Since the most recent fixture in Morizès, a two-week break has allowed competitors to focus on domestic action in what is a busy late-season spell.  With four of the top eight in the World Championship Standings at present representing Italy, their two most recent Rounds a fortnight ago provide a useful barometer of form.  Plus, the venue for those two meetings, the Boves TT, will host the 2022 World Championship finale on a newly remodelled circuit, so the additional track time may prove useful for some of the medal contenders.  For now at least it would be bold to bet against Boncinelli, who won on both days at the Bisalta Motor Park, although Gianni Borgiotti, still chasing his first top-twelve result of the season in the World Championship, showed some good form.  Kevin Corradetti unfortunately missed the trip to the Maritime Alps after his crash at Morizès, but appears in the entry list for Pardubice and hopes to be fit in time.  Meanwhile, Jack Bell and Tim Greig both return from duty in the UK Nationals, which celebrated its season finale last weekend.

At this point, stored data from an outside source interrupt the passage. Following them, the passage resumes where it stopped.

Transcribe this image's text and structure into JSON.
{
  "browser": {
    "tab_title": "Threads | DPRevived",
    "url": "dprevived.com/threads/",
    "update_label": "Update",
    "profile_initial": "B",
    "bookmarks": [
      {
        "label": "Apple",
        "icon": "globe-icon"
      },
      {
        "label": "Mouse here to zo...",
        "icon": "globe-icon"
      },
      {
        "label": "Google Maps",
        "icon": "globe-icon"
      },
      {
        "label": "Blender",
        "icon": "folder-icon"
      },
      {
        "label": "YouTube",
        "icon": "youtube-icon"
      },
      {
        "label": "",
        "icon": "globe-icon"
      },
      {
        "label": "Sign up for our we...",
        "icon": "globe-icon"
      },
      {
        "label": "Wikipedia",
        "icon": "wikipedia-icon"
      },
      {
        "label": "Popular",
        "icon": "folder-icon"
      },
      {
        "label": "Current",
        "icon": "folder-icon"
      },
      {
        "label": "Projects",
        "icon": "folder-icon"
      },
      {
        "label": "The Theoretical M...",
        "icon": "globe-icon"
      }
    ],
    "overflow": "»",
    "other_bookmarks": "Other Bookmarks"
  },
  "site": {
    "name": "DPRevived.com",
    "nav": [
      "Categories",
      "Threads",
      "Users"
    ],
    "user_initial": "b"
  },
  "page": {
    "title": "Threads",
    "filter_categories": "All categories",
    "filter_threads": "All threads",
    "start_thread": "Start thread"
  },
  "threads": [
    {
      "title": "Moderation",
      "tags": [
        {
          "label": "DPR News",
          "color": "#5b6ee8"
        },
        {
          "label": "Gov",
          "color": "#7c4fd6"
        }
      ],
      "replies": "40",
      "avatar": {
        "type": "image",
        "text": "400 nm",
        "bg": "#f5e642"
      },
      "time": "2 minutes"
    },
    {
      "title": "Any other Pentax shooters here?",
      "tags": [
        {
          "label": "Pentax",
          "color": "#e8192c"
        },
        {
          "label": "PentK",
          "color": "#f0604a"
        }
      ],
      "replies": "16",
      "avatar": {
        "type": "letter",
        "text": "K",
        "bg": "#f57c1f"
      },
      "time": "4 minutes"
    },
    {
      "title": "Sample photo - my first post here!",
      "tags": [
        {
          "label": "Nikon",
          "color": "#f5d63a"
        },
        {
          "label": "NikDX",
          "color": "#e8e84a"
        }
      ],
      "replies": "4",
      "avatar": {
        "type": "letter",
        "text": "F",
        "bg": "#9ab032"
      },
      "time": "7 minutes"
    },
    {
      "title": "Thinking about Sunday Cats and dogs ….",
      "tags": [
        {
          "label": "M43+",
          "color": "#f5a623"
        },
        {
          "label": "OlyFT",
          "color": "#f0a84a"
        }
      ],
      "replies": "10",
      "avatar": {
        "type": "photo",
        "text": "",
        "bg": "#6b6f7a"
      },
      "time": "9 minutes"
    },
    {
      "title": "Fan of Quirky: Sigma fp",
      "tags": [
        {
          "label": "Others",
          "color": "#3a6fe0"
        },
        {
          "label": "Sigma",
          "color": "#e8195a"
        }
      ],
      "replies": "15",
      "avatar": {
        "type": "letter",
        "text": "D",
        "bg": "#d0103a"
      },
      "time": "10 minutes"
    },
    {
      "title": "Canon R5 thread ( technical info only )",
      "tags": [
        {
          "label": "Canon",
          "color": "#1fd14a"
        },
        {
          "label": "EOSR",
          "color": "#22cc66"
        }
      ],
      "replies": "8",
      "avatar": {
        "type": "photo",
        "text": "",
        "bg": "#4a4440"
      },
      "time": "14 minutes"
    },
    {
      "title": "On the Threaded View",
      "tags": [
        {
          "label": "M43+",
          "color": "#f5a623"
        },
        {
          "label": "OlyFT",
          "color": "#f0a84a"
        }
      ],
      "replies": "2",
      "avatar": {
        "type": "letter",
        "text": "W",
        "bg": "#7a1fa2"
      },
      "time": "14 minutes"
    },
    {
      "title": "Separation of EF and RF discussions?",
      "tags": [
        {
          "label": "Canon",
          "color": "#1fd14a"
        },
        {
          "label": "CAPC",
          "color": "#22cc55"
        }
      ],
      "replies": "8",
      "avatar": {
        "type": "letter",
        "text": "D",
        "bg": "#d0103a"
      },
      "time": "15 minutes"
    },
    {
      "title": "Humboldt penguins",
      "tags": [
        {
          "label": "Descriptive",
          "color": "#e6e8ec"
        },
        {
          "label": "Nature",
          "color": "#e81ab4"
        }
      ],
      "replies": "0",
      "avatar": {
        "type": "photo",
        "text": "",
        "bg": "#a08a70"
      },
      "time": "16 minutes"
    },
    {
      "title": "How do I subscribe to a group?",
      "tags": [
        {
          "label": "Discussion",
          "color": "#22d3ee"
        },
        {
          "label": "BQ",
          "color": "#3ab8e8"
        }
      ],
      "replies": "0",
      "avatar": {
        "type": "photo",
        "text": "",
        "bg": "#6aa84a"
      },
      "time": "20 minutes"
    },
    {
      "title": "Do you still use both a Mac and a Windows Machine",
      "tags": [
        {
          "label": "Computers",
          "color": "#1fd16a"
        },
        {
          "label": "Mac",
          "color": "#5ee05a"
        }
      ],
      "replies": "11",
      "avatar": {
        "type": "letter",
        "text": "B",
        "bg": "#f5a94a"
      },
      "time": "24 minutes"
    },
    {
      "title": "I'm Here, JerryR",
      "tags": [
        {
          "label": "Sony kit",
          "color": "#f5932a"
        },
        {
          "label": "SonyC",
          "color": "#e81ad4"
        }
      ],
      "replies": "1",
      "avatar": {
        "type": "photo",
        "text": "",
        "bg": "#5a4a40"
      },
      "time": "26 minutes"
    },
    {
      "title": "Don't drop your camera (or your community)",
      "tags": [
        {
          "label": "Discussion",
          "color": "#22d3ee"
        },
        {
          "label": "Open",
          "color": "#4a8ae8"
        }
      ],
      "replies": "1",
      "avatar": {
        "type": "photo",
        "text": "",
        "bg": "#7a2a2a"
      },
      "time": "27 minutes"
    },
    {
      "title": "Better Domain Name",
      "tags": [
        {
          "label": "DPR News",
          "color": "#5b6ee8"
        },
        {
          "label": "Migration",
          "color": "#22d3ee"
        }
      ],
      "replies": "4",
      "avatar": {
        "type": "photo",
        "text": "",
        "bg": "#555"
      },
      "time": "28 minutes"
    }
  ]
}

Just six points separate series leader Matteo Boncinelli from Spain’s Gerard Bailo before the triple header, but the rest of the pack have taken points from one another and will need to string together some strong results to make up for lost time.  Francesco Cecchini won the inaugural World Championship event in Pardubice back in 2020, and he will aim to repeat that feat in a bid to make up some of the daunting 29-point margin to his fellow countryman at the front.  Six-times World Cup winner Cecchini has continued to feel the effects of his crash in Diedenbergen that left him with a dislocated shoulder and just a single point from the opening Round; he struggled for race fitness in the Final in Morizès but walked away with a first podium and will expect to build from there.  Kevin Corradetti was the last winner in Pardubice but is also bouncing back from his crash.  And Daniele Moschini is the only rider to have made both podiums at the Czech Round in the last two years with two third places; he will now hope to take a first victory and climb from the same place in the 2022 series Standings.

No less than six home representatives will line up in the Czech Republic.  They will be led by Ervin Krajčovič, who is closing in on his first podium: he was fifth in Pardubice last year on his way to tenth in the Championship, then sixth last time out in Morizès to move seventh in the 2022 Standings.

Racing gets underway on Saturday at 13:00 local time as part of the 74th staging of the Czech Golden Helmet Speedway festival and after Friday night’s European Speedway Championship event, guaranteeing a strong attendance for Flat Track’s Czech Round.